Machine
Solvers

Part 1 — BFS toggle solver
Part 2 — ILP joltage solver
Reference — problem formulation

Part 1

Toggle solver via BFS

Lights start in some on/off state. Each button press flips the lights at specified positions. Goal: turn all lights off. BFS finds the minimum number of button presses. The {curly braces} are ignored here.

Part 2

Joltage solver via ILP

The {curly braces} are now integer targets. Each button press adds 1 to the values at specified positions. Goal: reach all zeros from the target vector. Solved as an Integer Linear Program via GLPK.js.

Reference

Problem formulation

The ILP that GLPK solves for each machine line in Part 2.

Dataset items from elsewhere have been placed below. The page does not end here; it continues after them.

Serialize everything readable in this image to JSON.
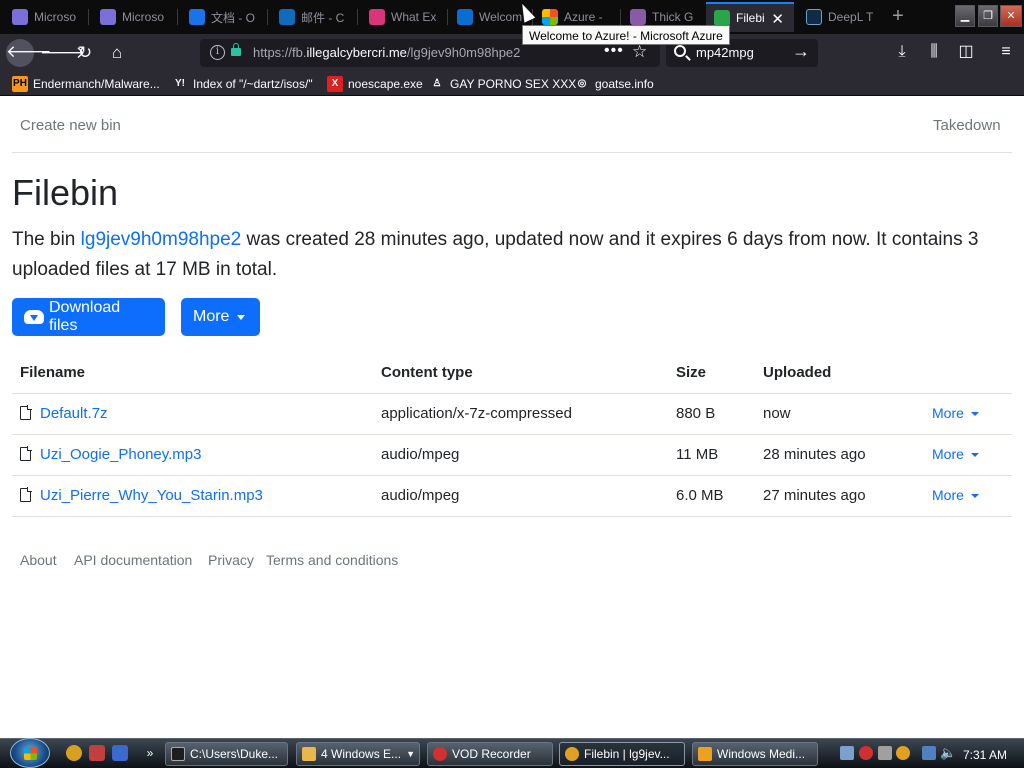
{
  "browser": {
    "tabs": [
      {
        "title": "Microso",
        "favicon_color": "#7b6fd9"
      },
      {
        "title": "Microso",
        "favicon_color": "#7b6fd9"
      },
      {
        "title": "文档 - O",
        "favicon_color": "#1a73e8"
      },
      {
        "title": "邮件 - C",
        "favicon_color": "#0f6cbd"
      },
      {
        "title": "What Ex",
        "favicon_color": "#d9357a"
      },
      {
        "title": "Welcom",
        "favicon_color": "#0a6ed1"
      },
      {
        "title": "Azure -",
        "favicon_color": "#f25022"
      },
      {
        "title": "Thick G",
        "favicon_color": "#8a5aa8"
      },
      {
        "title": "Filebi",
        "favicon_color": "#2ca44a",
        "active": true
      },
      {
        "title": "DeepL T",
        "favicon_color": "#0f2b46"
      }
    ],
    "tooltip": "Welcome to Azure! - Microsoft Azure",
    "url": {
      "prefix": "https://fb.",
      "domain": "illegalcybercri.me",
      "path": "/lg9jev9h0m98hpe2"
    },
    "search_value": "mp42mpg",
    "bookmarks": [
      {
        "label": "Endermanch/Malware...",
        "icon": "PH",
        "icon_bg": "#f7971d",
        "icon_color": "#000000"
      },
      {
        "label": "Index of \"/~dartz/isos/\"",
        "icon": "Y!",
        "icon_bg": "#2b2a33",
        "icon_color": "#ffffff"
      },
      {
        "label": "noescape.exe",
        "icon": "X",
        "icon_bg": "#e02020",
        "icon_color": "#ffffff"
      },
      {
        "label": "GAY PORNO SEX XXX",
        "icon": "♙",
        "icon_bg": "#2b2a33",
        "icon_color": "#ffffff"
      },
      {
        "label": "goatse.info",
        "icon": "◎",
        "icon_bg": "#2b2a33",
        "icon_color": "#ffffff"
      }
    ]
  },
  "page": {
    "nav": {
      "create": "Create new bin",
      "takedown": "Takedown"
    },
    "title": "Filebin",
    "lead": {
      "before": "The bin ",
      "bin_id": "lg9jev9h0m98hpe2",
      "after": " was created 28 minutes ago, updated now and it expires 6 days from now. It contains 3 uploaded files at 17 MB in total."
    },
    "buttons": {
      "download": "Download files",
      "more": "More"
    },
    "table": {
      "headers": [
        "Filename",
        "Content type",
        "Size",
        "Uploaded"
      ],
      "rows": [
        {
          "name": "Default.7z",
          "type": "application/x-7z-compressed",
          "size": "880 B",
          "uploaded": "now",
          "more": "More"
        },
        {
          "name": "Uzi_Oogie_Phoney.mp3",
          "type": "audio/mpeg",
          "size": "11 MB",
          "uploaded": "28 minutes ago",
          "more": "More"
        },
        {
          "name": "Uzi_Pierre_Why_You_Starin.mp3",
          "type": "audio/mpeg",
          "size": "6.0 MB",
          "uploaded": "27 minutes ago",
          "more": "More"
        }
      ]
    },
    "footer": [
      "About",
      "API documentation",
      "Privacy",
      "Terms and conditions"
    ]
  },
  "taskbar": {
    "items": [
      {
        "label": "C:\\Users\\Duke...",
        "icon_color": "#1e1e1e"
      },
      {
        "label": "4 Windows E...",
        "icon_color": "#e8b84a"
      },
      {
        "label": "VOD Recorder",
        "icon_color": "#d03030"
      },
      {
        "label": "Filebin | lg9jev...",
        "icon_color": "#e0a020",
        "active": true
      },
      {
        "label": "Windows Medi...",
        "icon_color": "#f0a020"
      }
    ],
    "clock": "7:31 AM"
  }
}
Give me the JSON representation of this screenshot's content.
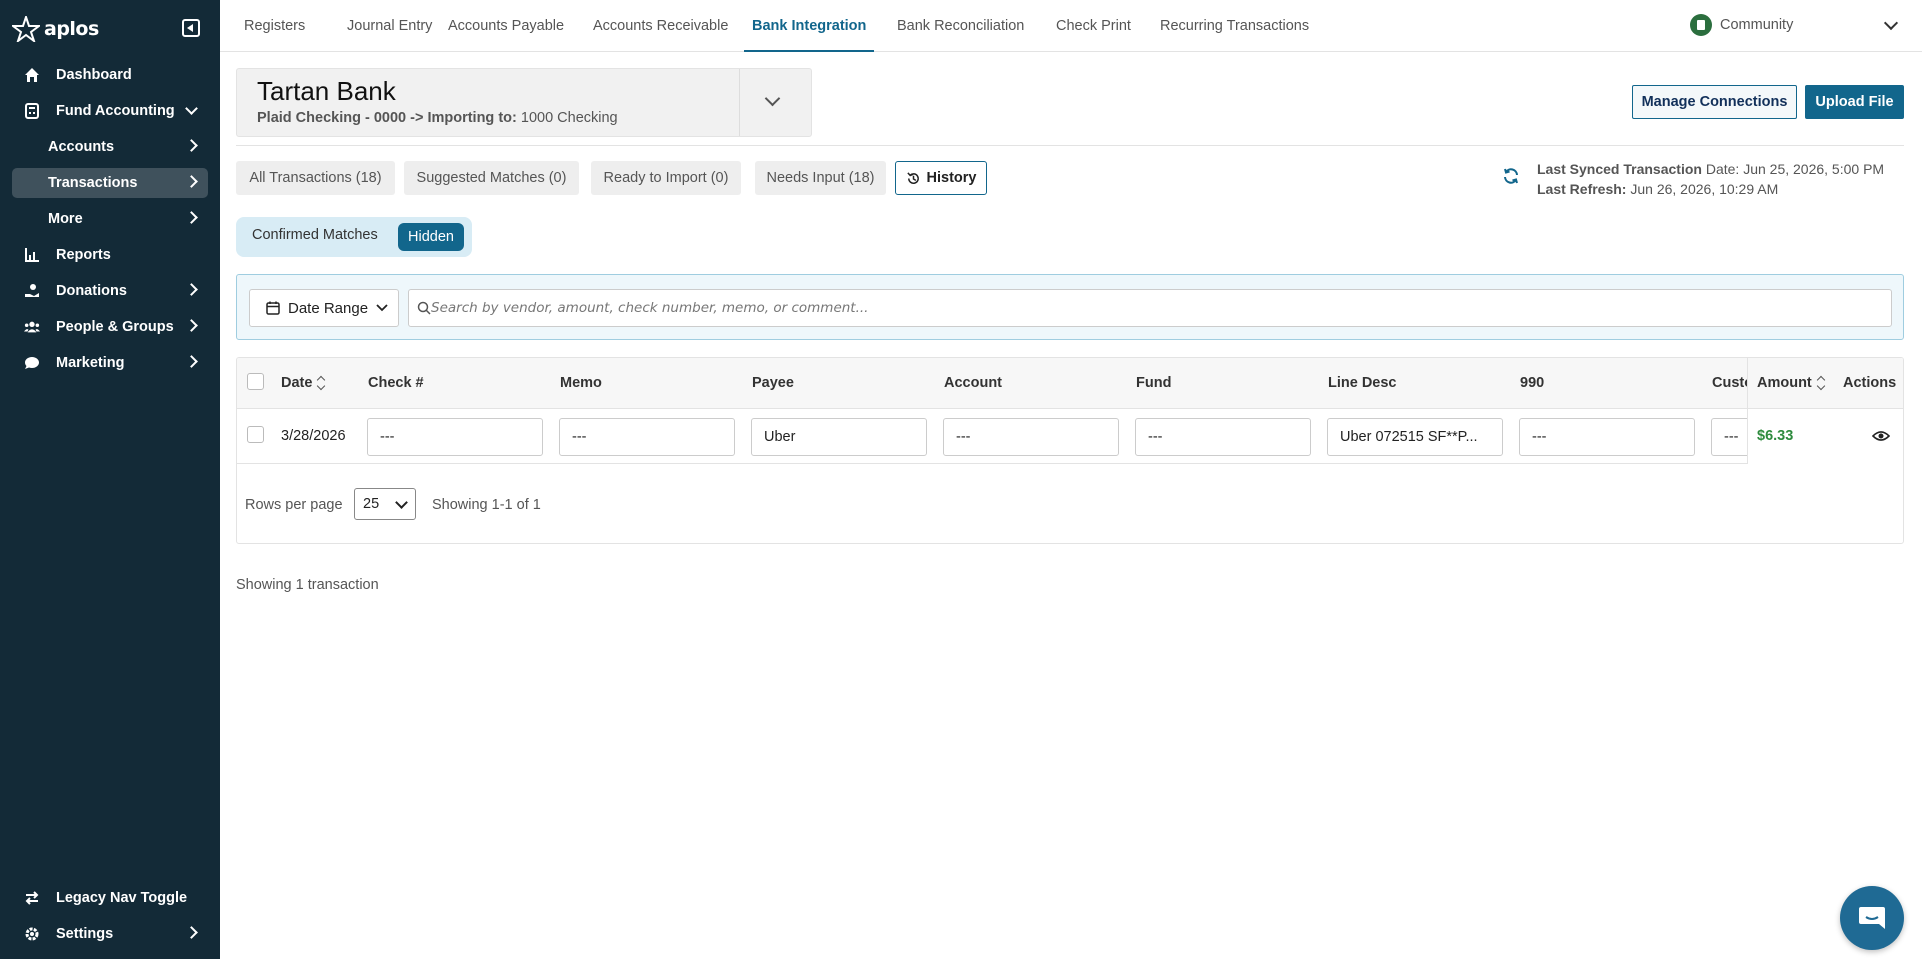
{
  "sidebar": {
    "logo_text": "aplos",
    "items": [
      {
        "label": "Dashboard",
        "icon": "home-icon"
      },
      {
        "label": "Fund Accounting",
        "icon": "calculator-icon"
      },
      {
        "label": "Accounts"
      },
      {
        "label": "Transactions"
      },
      {
        "label": "More"
      },
      {
        "label": "Reports",
        "icon": "chart-icon"
      },
      {
        "label": "Donations",
        "icon": "donation-icon"
      },
      {
        "label": "People & Groups",
        "icon": "people-icon"
      },
      {
        "label": "Marketing",
        "icon": "chat-bubble-icon"
      }
    ],
    "legacy_toggle": "Legacy Nav Toggle",
    "settings": "Settings"
  },
  "topnav": {
    "tabs": [
      "Registers",
      "Journal Entry",
      "Accounts Payable",
      "Accounts Receivable",
      "Bank Integration",
      "Bank Reconciliation",
      "Check Print",
      "Recurring Transactions"
    ],
    "active": "Bank Integration",
    "org": "Community"
  },
  "bank": {
    "name": "Tartan Bank",
    "source": "Plaid Checking - 0000 -> Importing to:",
    "target": "1000 Checking"
  },
  "actions": {
    "manage_connections": "Manage Connections",
    "upload_file": "Upload File"
  },
  "tabs": {
    "all": "All Transactions (18)",
    "suggested": "Suggested Matches (0)",
    "ready": "Ready to Import (0)",
    "needs_input": "Needs Input (18)",
    "history": "History"
  },
  "sync": {
    "synced_label": "Last Synced Transaction",
    "synced_value": "Date: Jun 25, 2026, 5:00 PM",
    "refresh_label": "Last Refresh:",
    "refresh_value": "Jun 26, 2026, 10:29 AM"
  },
  "toggle": {
    "confirmed": "Confirmed Matches",
    "hidden": "Hidden"
  },
  "filter": {
    "date_range": "Date Range",
    "search_placeholder": "Search by vendor, amount, check number, memo, or comment..."
  },
  "table": {
    "columns": [
      "Date",
      "Check #",
      "Memo",
      "Payee",
      "Account",
      "Fund",
      "Line Desc",
      "990",
      "Custo",
      "Amount",
      "Actions"
    ],
    "rows": [
      {
        "date": "3/28/2026",
        "check": "---",
        "memo": "---",
        "payee": "Uber",
        "account": "---",
        "fund": "---",
        "line_desc": "Uber 072515 SF**P...",
        "f990": "---",
        "custom": "---",
        "amount": "$6.33"
      }
    ],
    "rows_per_page_label": "Rows per page",
    "rows_per_page": "25",
    "showing": "Showing 1-1 of 1"
  },
  "footer_count": "Showing 1 transaction",
  "colors": {
    "sidebar_bg": "#132a37",
    "accent": "#12668c",
    "amount_positive": "#2e8b3e"
  }
}
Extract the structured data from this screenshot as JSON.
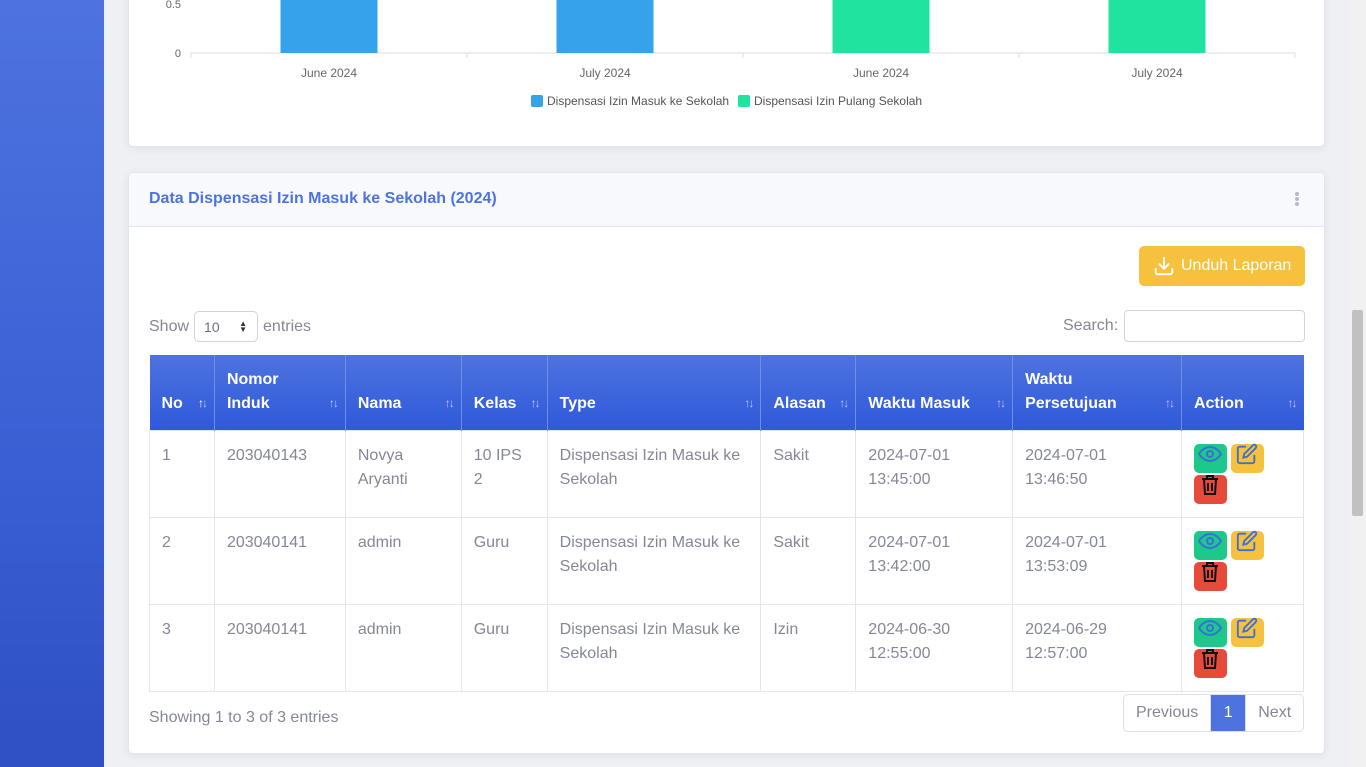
{
  "chart_data": {
    "type": "bar",
    "categories": [
      "June 2024",
      "July 2024",
      "June 2024",
      "July 2024"
    ],
    "series": [
      {
        "name": "Dispensasi Izin Masuk ke Sekolah",
        "values": [
          1,
          1,
          0,
          0
        ],
        "color": "#36a2eb"
      },
      {
        "name": "Dispensasi Izin Pulang Sekolah",
        "values": [
          0,
          0,
          1,
          1
        ],
        "color": "#20e3a0"
      }
    ],
    "y_ticks": [
      "0",
      "0.5"
    ],
    "legend_position": "bottom",
    "grid": false
  },
  "card": {
    "title": "Data Dispensasi Izin Masuk ke Sekolah (2024)",
    "download_label": "Unduh Laporan"
  },
  "controls": {
    "show_label": "Show",
    "entries_label": "entries",
    "page_size": "10",
    "search_label": "Search:",
    "search_value": ""
  },
  "table": {
    "headers": [
      "No",
      "Nomor Induk",
      "Nama",
      "Kelas",
      "Type",
      "Alasan",
      "Waktu Masuk",
      "Waktu Persetujuan",
      "Action"
    ],
    "rows": [
      {
        "no": "1",
        "nomor_induk": "203040143",
        "nama": "Novya Aryanti",
        "kelas": "10 IPS 2",
        "type": "Dispensasi Izin Masuk ke Sekolah",
        "alasan": "Sakit",
        "waktu_masuk": "2024-07-01 13:45:00",
        "waktu_persetujuan": "2024-07-01 13:46:50"
      },
      {
        "no": "2",
        "nomor_induk": "203040141",
        "nama": "admin",
        "kelas": "Guru",
        "type": "Dispensasi Izin Masuk ke Sekolah",
        "alasan": "Sakit",
        "waktu_masuk": "2024-07-01 13:42:00",
        "waktu_persetujuan": "2024-07-01 13:53:09"
      },
      {
        "no": "3",
        "nomor_induk": "203040141",
        "nama": "admin",
        "kelas": "Guru",
        "type": "Dispensasi Izin Masuk ke Sekolah",
        "alasan": "Izin",
        "waktu_masuk": "2024-06-30 12:55:00",
        "waktu_persetujuan": "2024-06-29 12:57:00"
      }
    ]
  },
  "footer": {
    "info": "Showing 1 to 3 of 3 entries",
    "prev": "Previous",
    "current_page": "1",
    "next": "Next"
  },
  "colors": {
    "primary": "#4e73df",
    "warning": "#f6c23e",
    "success": "#1cc88a",
    "danger": "#e74a3b"
  }
}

Variables $x_j \in \mathbb{Z}_{\geq 0}$ for each button $j = 1, \dots, k$ — the number of times button $j$ is pressed.

Objective — minimise total presses $$\min \sum_{j=1}^{k} x_j$$

Constraints — each joltage position must reach zero For each position $i = 1, \dots, n$, the presses of buttons that cover position $i$ must exactly equal the target $b_i$: $$\sum_{j \,:\, i \in S_j} x_j = b_i \qquad \forall\, i$$ where $S_j \subseteq \{0, \dots, n-1\}$ is the set of positions affected by button $j$.

Matrix form $$\min\; \mathbf{1}^\top \mathbf{x} \quad \text{s.t.} \quad A\mathbf{x} = \mathbf{b},\quad \mathbf{x} \geq \mathbf{0},\quad \mathbf{x} \in \mathbb{Z}^k$$ where $A \in \{0,1\}^{n \times k}$ with $A_{ij} = 1$ iff position $i \in S_j$, and $\mathbf{b} \in \mathbb{Z}^n$ is the joltage vector.

Example

For [.###.#] (0,1,2,3,4) (0,3,4) (0,1,2,4,5) (1,2) with $\mathbf{b} = [10,11,11,5,10,5]^\top$:

Constraint matrix A $$A = \begin{pmatrix} 1 & 1 & 1 & 0 \\ 1 & 0 & 1 & 1 \\ 1 & 0 & 1 & 1 \\ 1 & 1 & 0 & 0 \\ 1 & 1 & 1 & 0 \\ 0 & 0 & 1 & 0 \end{pmatrix}$$

Optimal solution: $\mathbf{x} = [5,\, 0,\, 5,\, 1]^\top$, giving a minimum of $\mathbf{1}^\top\mathbf{x} = \mathbf{11}$ total presses.